Retrievers are more about actively finding information


In [3]:
from langchain_chroma import Chroma
from langchain_openai import OpenAIEmbeddings
vectorstore = Chroma.from_documents(
    documents,
    embedding=OpenAIEmbeddings(),
    
)

## similartity_search() function returns documents based on similarity to a stirng query


In [4]:
vectorstore.similarity_search("John")

[Document(id='60ac6a2a-664a-4306-9e12-ff04f81fd670', metadata={'source': 'us-presidents-doc'}, page_content='John F. Kennedy served as the 35th president of the United States from 1961 until his assassination in 1963.'),
 Document(id='c42f552e-b78d-43cb-90b3-1a8b4132ce62', metadata={'source': 'us-senators-doc'}, page_content='Edward M. Kennedy, often known as Ted Kennedy, was a U.S. Senator who played a major role in American politics.'),
 Document(id='2f05af02-b155-42cd-9d83-bc4c72ef401d', metadata={'source': 'us-politics-doc'}, page_content='Robert F. Kennedy was a key political figure and served as the U.S. Attorney General; he was also assassinated.'),
 Document(id='8c814c06-6cc6-427c-8bd2-7d4e8fa847fe', metadata={'source': 'first-lady-doc'}, page_content='Jacqueline Kennedy Onassis, wife of John F. Kennedy, was an iconic First Lady known for her fashion and cultural influence.')]

In [6]:
vectorstore.similarity_search_with_score("John")
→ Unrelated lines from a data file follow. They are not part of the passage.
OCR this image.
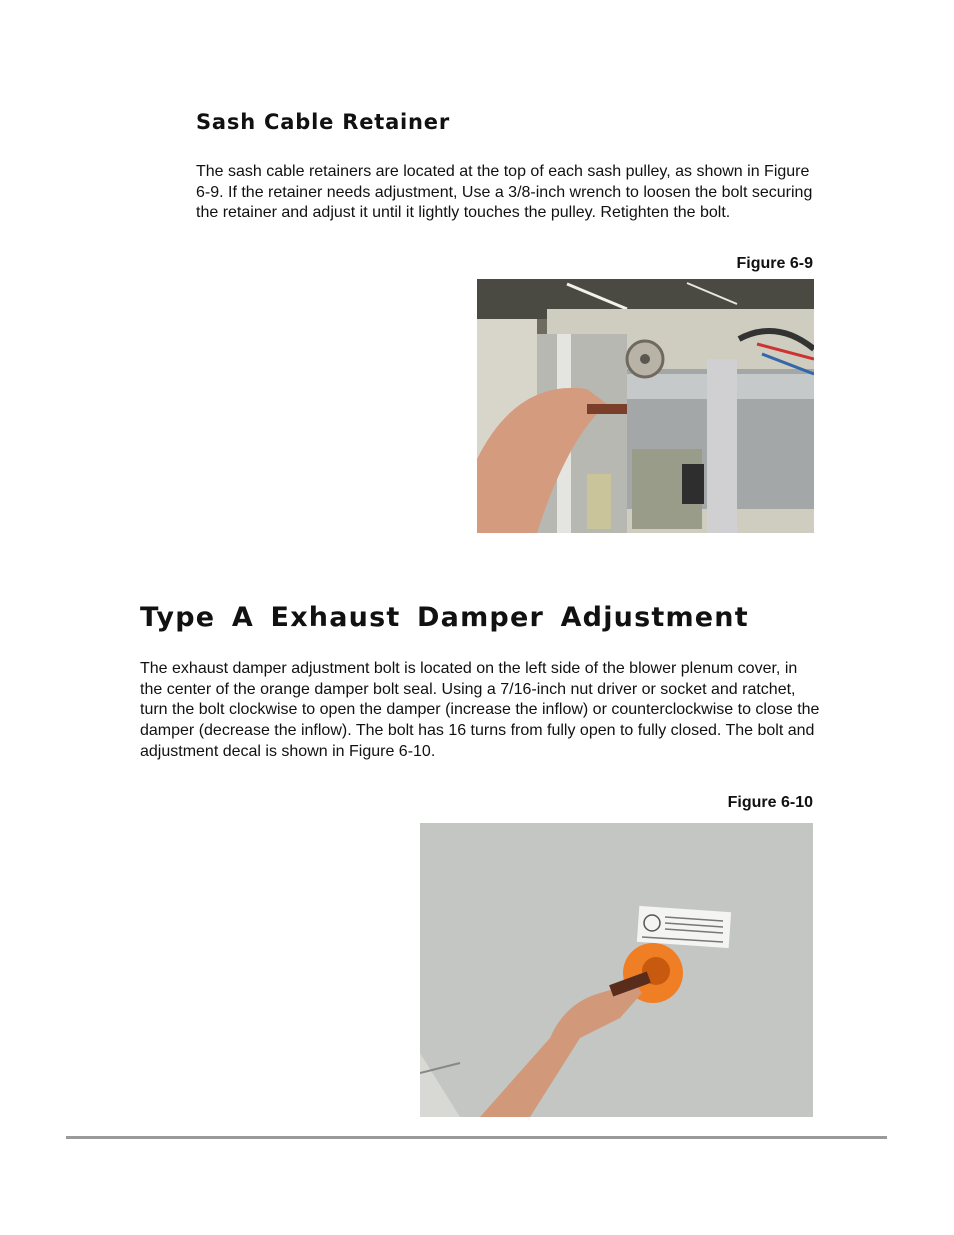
Sash Cable Retainer

The sash cable retainers are located at the top of each sash pulley, as shown in Figure 6-9. If the retainer needs adjustment, Use a 3/8-inch wrench to loosen the bolt securing the retainer and adjust it until it lightly touches the pulley. Retighten the bolt.

Figure 6-9

Type A Exhaust Damper Adjustment

The exhaust damper adjustment bolt is located on the left side of the blower plenum cover, in the center of the orange damper bolt seal. Using a 7/16-inch nut driver or socket and ratchet, turn the bolt clockwise to open the damper (increase the inflow) or counterclockwise to close the damper (decrease the inflow). The bolt has 16 turns from fully open to fully closed. The bolt and adjustment decal is shown in Figure 6-10.

Figure 6-10
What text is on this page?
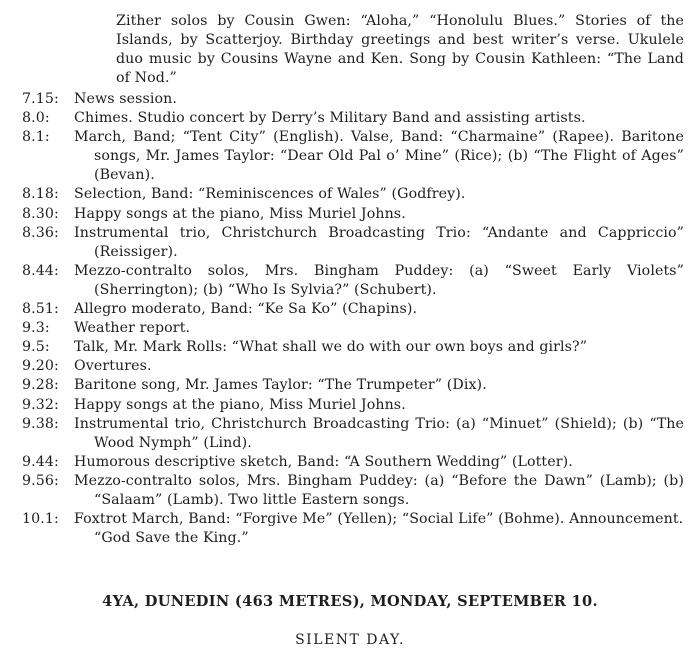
Zither solos by Cousin Gwen: “Aloha,” “Honolulu Blues.” Stories of the Islands, by Scatterjoy. Birthday greetings and best writer’s verse. Ukulele duo music by Cousins Wayne and Ken. Song by Cousin Kathleen: “The Land of Nod.”
7.15:	News session.
8.0:	Chimes. Studio concert by Derry’s Military Band and assisting artists.
8.1:	March, Band; “Tent City” (English). Valse, Band: “Charmaine” (Rapee). Baritone songs, Mr. James Taylor: “Dear Old Pal o’ Mine” (Rice); (b) “The Flight of Ages” (Bevan).
8.18:	Selection, Band: “Reminiscences of Wales” (Godfrey).
8.30:	Happy songs at the piano, Miss Muriel Johns.
8.36:	Instrumental trio, Christchurch Broadcasting Trio: “Andante and Cappriccio” (Reissiger).
8.44:	Mezzo-contralto solos, Mrs. Bingham Puddey: (a) “Sweet Early Violets” (Sherrington); (b) “Who Is Sylvia?” (Schubert).
8.51:	Allegro moderato, Band: “Ke Sa Ko” (Chapins).
9.3:	Weather report.
9.5:	Talk, Mr. Mark Rolls: “What shall we do with our own boys and girls?”
9.20:	Overtures.
9.28:	Baritone song, Mr. James Taylor: “The Trumpeter” (Dix).
9.32:	Happy songs at the piano, Miss Muriel Johns.
9.38:	Instrumental trio, Christchurch Broadcasting Trio: (a) “Minuet” (Shield); (b) “The Wood Nymph” (Lind).
9.44:	Humorous descriptive sketch, Band: “A Southern Wedding” (Lotter).
9.56:	Mezzo-contralto solos, Mrs. Bingham Puddey: (a) “Before the Dawn” (Lamb); (b) “Salaam” (Lamb). Two little Eastern songs.
10.1:	Foxtrot March, Band: “Forgive Me” (Yellen); “Social Life” (Bohme). Announcement.
“God Save the King.”
4YA, DUNEDIN (463 METRES), MONDAY, SEPTEMBER 10.
SILENT DAY.
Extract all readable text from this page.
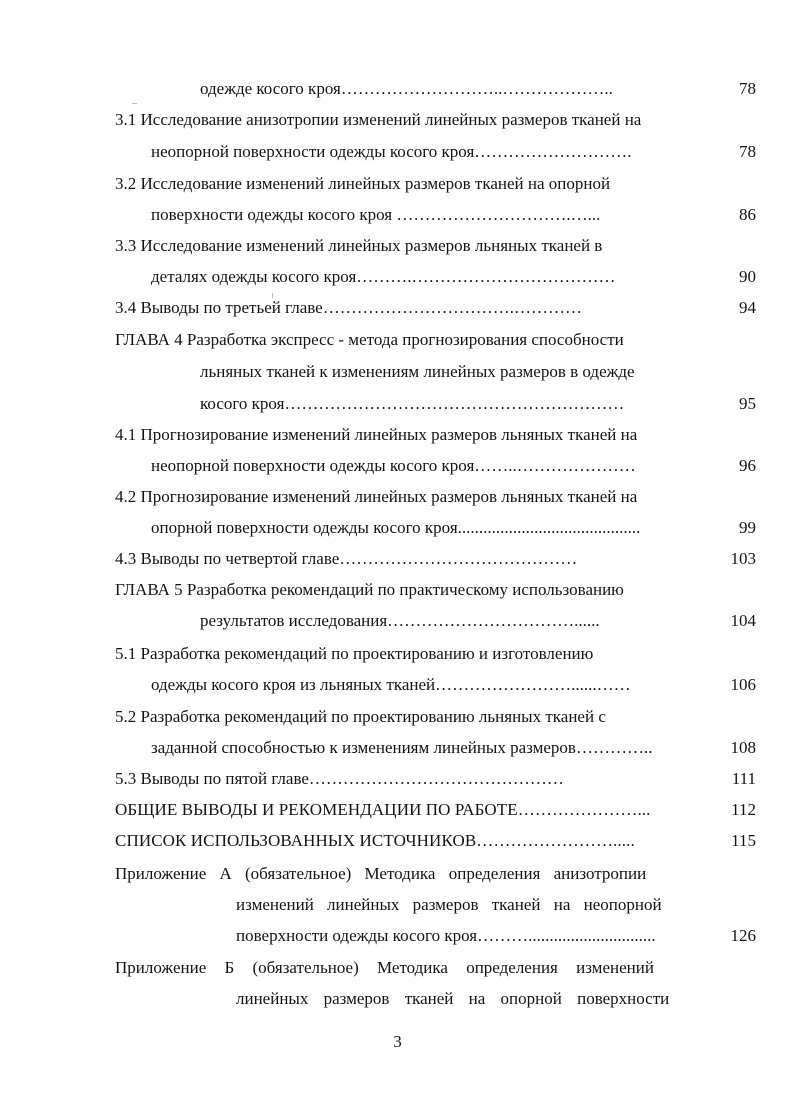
одежде косого кроя………………………..………………..	78
3.1 Исследование анизотропии изменений линейных размеров тканей на
неопорной поверхности одежды косого кроя……………………….	78
3.2 Исследование изменений линейных размеров тканей на опорной
поверхности одежды косого кроя ………………………….…...	86
3.3 Исследование изменений линейных размеров льняных тканей в
деталях одежды косого кроя……….………………………………	90
3.4 Выводы по третьей главе…………………………….…………	94
ГЛАВА 4 Разработка экспресс - метода прогнозирования способности
льняных тканей к изменениям линейных размеров в одежде
косого кроя……………………………………………………	95
4.1 Прогнозирование изменений линейных размеров льняных тканей на
неопорной поверхности одежды косого кроя……..…………………	96
4.2 Прогнозирование изменений линейных размеров льняных тканей на
опорной поверхности одежды косого кроя...........................................	99
4.3 Выводы по четвертой главе……………………………………	103
ГЛАВА 5 Разработка рекомендаций по практическому использованию
результатов исследования……………………………......	104
5.1 Разработка рекомендаций по проектированию и изготовлению
одежды косого кроя из льняных тканей……………………......……	106
5.2 Разработка рекомендаций по проектированию льняных тканей с
заданной способностью к изменениям линейных размеров…………..	108
5.3 Выводы по пятой главе………………………………………	111
ОБЩИЕ ВЫВОДЫ И РЕКОМЕНДАЦИИ ПО РАБОТЕ…………………...	112
СПИСОК ИСПОЛЬЗОВАННЫХ ИСТОЧНИКОВ…………………….....	115
Приложение А (обязательное) Методика определения анизотропии
изменений линейных размеров тканей на неопорной
поверхности одежды косого кроя………..............................	126
Приложение Б (обязательное) Методика определения изменений
линейных размеров тканей на опорной поверхности
3
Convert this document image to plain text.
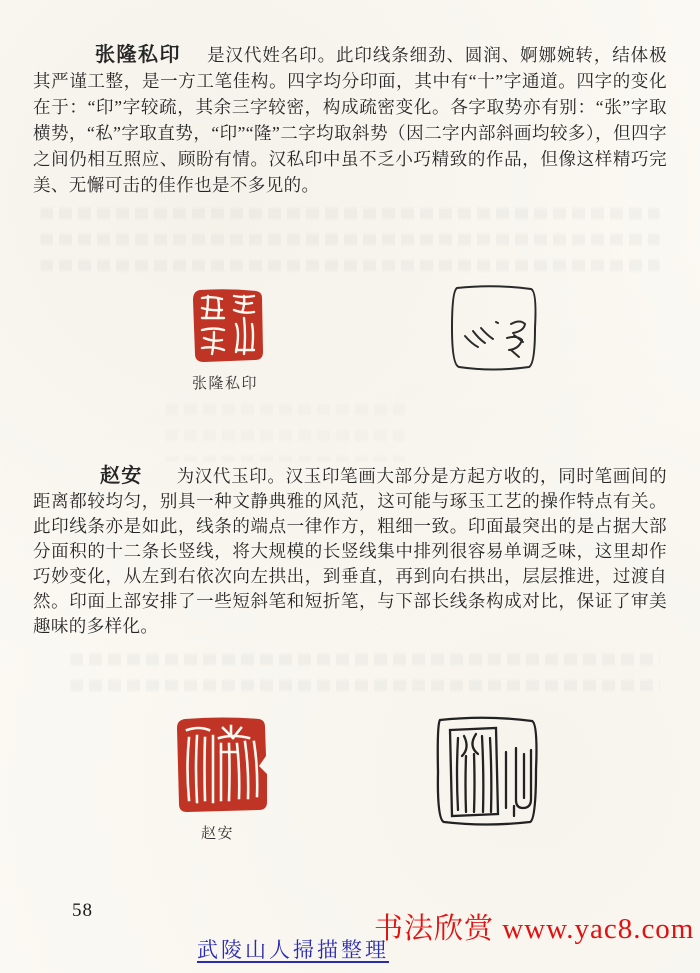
张隆私印 是汉代姓名印。此印线条细劲、圆润、婀娜婉转，结体极其严谨工整，是一方工笔佳构。四字均分印面，其中有“十”字通道。四字的变化在于：“印”字较疏，其余三字较密，构成疏密变化。各字取势亦有别：“张”字取横势，“私”字取直势，“印”“隆”二字均取斜势（因二字内部斜画均较多），但四字之间仍相互照应、顾盼有情。汉私印中虽不乏小巧精致的作品，但像这样精巧完美、无懈可击的佳作也是不多见的。
张隆私印
赵安 为汉代玉印。汉玉印笔画大部分是方起方收的，同时笔画间的距离都较均匀，别具一种文静典雅的风范，这可能与琢玉工艺的操作特点有关。此印线条亦是如此，线条的端点一律作方，粗细一致。印面最突出的是占据大部分面积的十二条长竖线，将大规模的长竖线集中排列很容易单调乏味，这里却作巧妙变化，从左到右依次向左拱出，到垂直，再到向右拱出，层层推进，过渡自然。印面上部安排了一些短斜笔和短折笔，与下部长线条构成对比，保证了审美趣味的多样化。
赵安
58
书法欣赏 www.yac8.com
武陵山人掃描整理
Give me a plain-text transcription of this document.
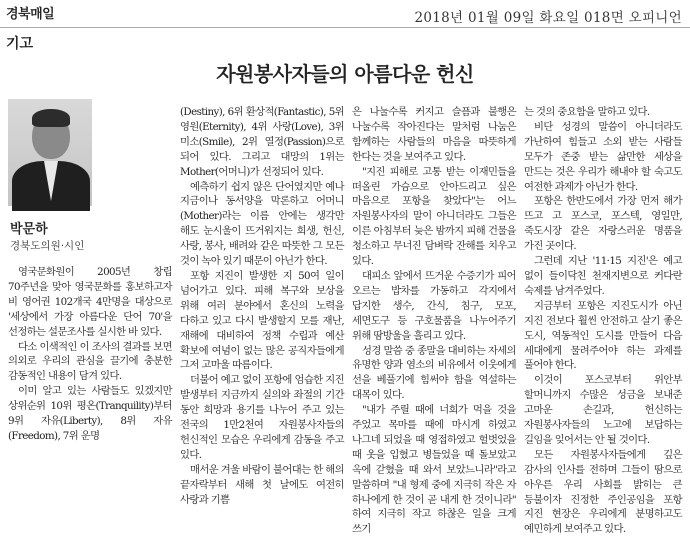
경북매일	2018년 01월 09일 화요일 018면 오피니언
기고
자원봉사자들의 아름다운 헌신
박문하
경북도의원·시인

영국문화원이 2005년 창립 70주년을 맞아 영국문화를 홍보하고자 비 영어권 102개국 4만명을 대상으로 '세상에서 가장 아름다운 단어 70'을 선정하는 설문조사를 실시한 바 있다.

다소 이색적인 이 조사의 결과를 보면 의외로 우리의 관심을 끌기에 충분한 감동적인 내용이 담겨 있다.

이미 알고 있는 사람들도 있겠지만 상위순위 10위 평온(Tranquility)부터 9위 자유(Liberty), 8위 자유(Freedom), 7위 운명

(Destiny), 6위 환상적(Fantastic), 5위 영원(Eternity), 4위 사랑(Love), 3위 미소(Smile), 2위 열정(Passion)으로 되어 있다. 그리고 대망의 1위는 Mother(어머니)가 선정되어 있다.

예측하기 쉽지 않은 단어였지만 예나 지금이나 동서양을 막론하고 어머니(Mother)라는 이름 안에는 생각만 해도 눈시울이 뜨거워지는 희생, 헌신, 사랑, 봉사, 배려와 같은 따뜻한 그 모든 것이 녹아 있기 때문이 아닌가 한다.

포항 지진이 발생한 지 50여 일이 넘어가고 있다. 피해 복구와 보상을 위해 여러 분야에서 혼신의 노력을 다하고 있고 다시 발생할지 모를 재난, 재해에 대비하여 정책 수립과 예산 확보에 여념이 없는 많은 공직자들에게 그저 고마울 따름이다.

더불어 예고 없이 포항에 엄습한 지진 발생부터 지금까지 실의와 좌절의 기간 동안 희망과 용기를 나누어 주고 있는 전국의 1만2천여 자원봉사자들의 헌신적인 모습은 우리에게 감동을 주고 있다.

매서운 겨울 바람이 불어대는 한 해의 끝자락부터 새해 첫 날에도 여전히 사랑과 기쁨

은 나눌수록 커지고 슬픔과 불행은 나눌수록 작아진다는 말처럼 나눔은 함께하는 사람들의 마음을 따뜻하게 한다는 것을 보여주고 있다.

"지진 피해로 고통 받는 이재민들을 떠올린 가슴으로 안아드리고 싶은 마음으로 포항을 찾았다"는 어느 자원봉사자의 말이 아니더라도 그들은 이른 아침부터 늦은 밤까지 피해 건물을 청소하고 무너진 담벼락 잔해를 치우고 있다.

대피소 앞에서 뜨거운 수증기가 피어 오르는 밥차를 가동하고 각지에서 답지한 생수, 간식, 침구, 모포, 세면도구 등 구호물품을 나누어주기 위해 땀방울을 흘리고 있다.

성경 말씀 중 종말을 대비하는 자세의 유명한 양과 염소의 비유에서 이웃에게 선을 베풀기에 힘써야 함을 역설하는 대목이 있다.

"내가 주릴 때에 너희가 먹을 것을 주었고 목마를 때에 마시게 하였고 나그네 되었을 때 영접하였고 헐벗었을 때 옷을 입혔고 병들었을 때 돌보았고 옥에 갇혔을 때 와서 보았느니라"라고 말씀하며 "내 형제 중에 지극히 작은 자 하나에게 한 것이 곧 내게 한 것이니라" 하여 지극히 작고 하찮은 일을 크게 쓰기

는 것의 중요함을 말하고 있다.

비단 성경의 말씀이 아니더라도 가난하여 힘들고 소외 받는 사람들 모두가 존중 받는 삶만한 세상을 만드는 것은 우리가 해내야 할 숙고도 여전한 과제가 아닌가 한다.

포항은 한반도에서 가장 먼저 해가 뜨고 고 포스코, 포스텍, 영일만, 죽도시장 같은 자랑스러운 명품을 가진 곳이다.

그런데 지난 '11·15 지진'은 예고 없이 들이닥친 천재지변으로 커다란 숙제를 남겨주었다.

지금부터 포항은 지진도시가 아닌 지진 전보다 훨씬 안전하고 살기 좋은 도시, 역동적인 도시를 만들어 다음 세대에게 물려주어야 하는 과제를 풀어야 한다.

이것이 포스코부터 위안부 할머니까지 수많은 성금을 보내준 고마운 손길과, 헌신하는 자원봉사자들의 노고에 보답하는 길임을 잊어서는 안 될 것이다.

모든 자원봉사자들에게 깊은 감사의 인사를 전하며 그들이 땀으로 아우른 우리 사회를 밝히는 큰 등불이자 진정한 주인공임을 포항 지진 현장은 우리에게 분명하고도 예민하게 보여주고 있다.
[(Document(id='60ac6a2a-664a-4306-9e12-ff04f81fd670', metadata={'source': 'us-presidents-doc'}, page_content='John F. Kennedy served as the 35th president of the United States from 1961 until his assassination in 1963.'),
  0.4501720666885376),
 (Document(id='c42f552e-b78d-43cb-90b3-1a8b4132ce62', metadata={'source': 'us-senators-doc'}, page_content='Edward M. Kennedy, often known as Ted Kennedy, was a U.S. Senator who played a major role in American politics.'),
  0.46143385767936707),
 (Document(id='2f05af02-b155-42cd-9d83-bc4c72ef401d', metadata={'source': 'us-politics-doc'}, page_content='Robert F. Kennedy was a key political figure and served as the U.S. Attorney General; he was also assassinated.'),
  0.47088050842285156),
 (Document(id='8c814c06-6cc6-427c-8bd2-7d4e8fa847fe', metadata={'source': 'first-lady-doc'}, page_content='Jacqueline Kennedy Onassis, wife of John F. Kennedy, was an iconic First Lady known for her fashion and cultural influence.'),
  0.4750681221485138)]

## Retrievers 

In [10]:
from typing import List
from langchain_core.documents import Document
from langchain_core.runnables import RunnableLambda

retriever = RunnableLambda(vectorstore.similarity_search).bind(k=1)

retriever.batch(["John", "Robert"])

[[Document(id='60ac6a2a-664a-4306-9e12-ff04f81fd670', metadata={'source': 'us-presidents-doc'}, page_content='John F. Kennedy served as the 35th president of the United States from 1961 until his assassination in 1963.')],
 [Document(id='2f05af02-b155-42cd-9d83-bc4c72ef401d', metadata={'source': 'us-politics-doc'}, page_content='Robert F. Kennedy was a key political figure and served as the U.S. Attorney General; he was also assassinated.')]]

In [11]:
retriever = vectorstore.as_retriever(
    serach_type="similarity",
    search_kwargs={"k": 1},
)

retriever.batch(["John", "Robert"])

[[Document(id='60ac6a2a-664a-4306-9e12-ff04f81fd670', metadata={'source': 'us-presidents-doc'}, page_content='John F. Kennedy served as the 35th president of the United States from 1961 until his assassination in 1963.')],
 [Document(id='2f05af02-b155-42cd-9d83-bc4c72ef401d', metadata={'source': 'us-politics-doc'}, page_content='Robert F. Kennedy was a key political figure and served as the U.S. Attorney General; he was also assassinated.')]]

## Retrievers with Runnables

LangChain VectorStore objects are not runnables , so they cannot immediately be intergrated into LangChain Exp Lan chains, On contrary , LangChain Retrievers are runnables

In [13]:
from langchain_core.runnables import RunnablePassthrough
from langchain_core.prompts import ChatPromptTemplate

message = """
Answer this question based on the context below.

{question}

Context:
{context}
"""
prompt = ChatPromptTemplate.from_messages([("human", message)])

chain = {
    "context": retriever,
    "question": RunnablePassthrough()
} | prompt | ChatOpenAI()


In [14]:
response = chain.invoke("tell me about John")
print(response.content)

John F. Kennedy served as the 35th president of the United States from 1961 until his assassination in 1963.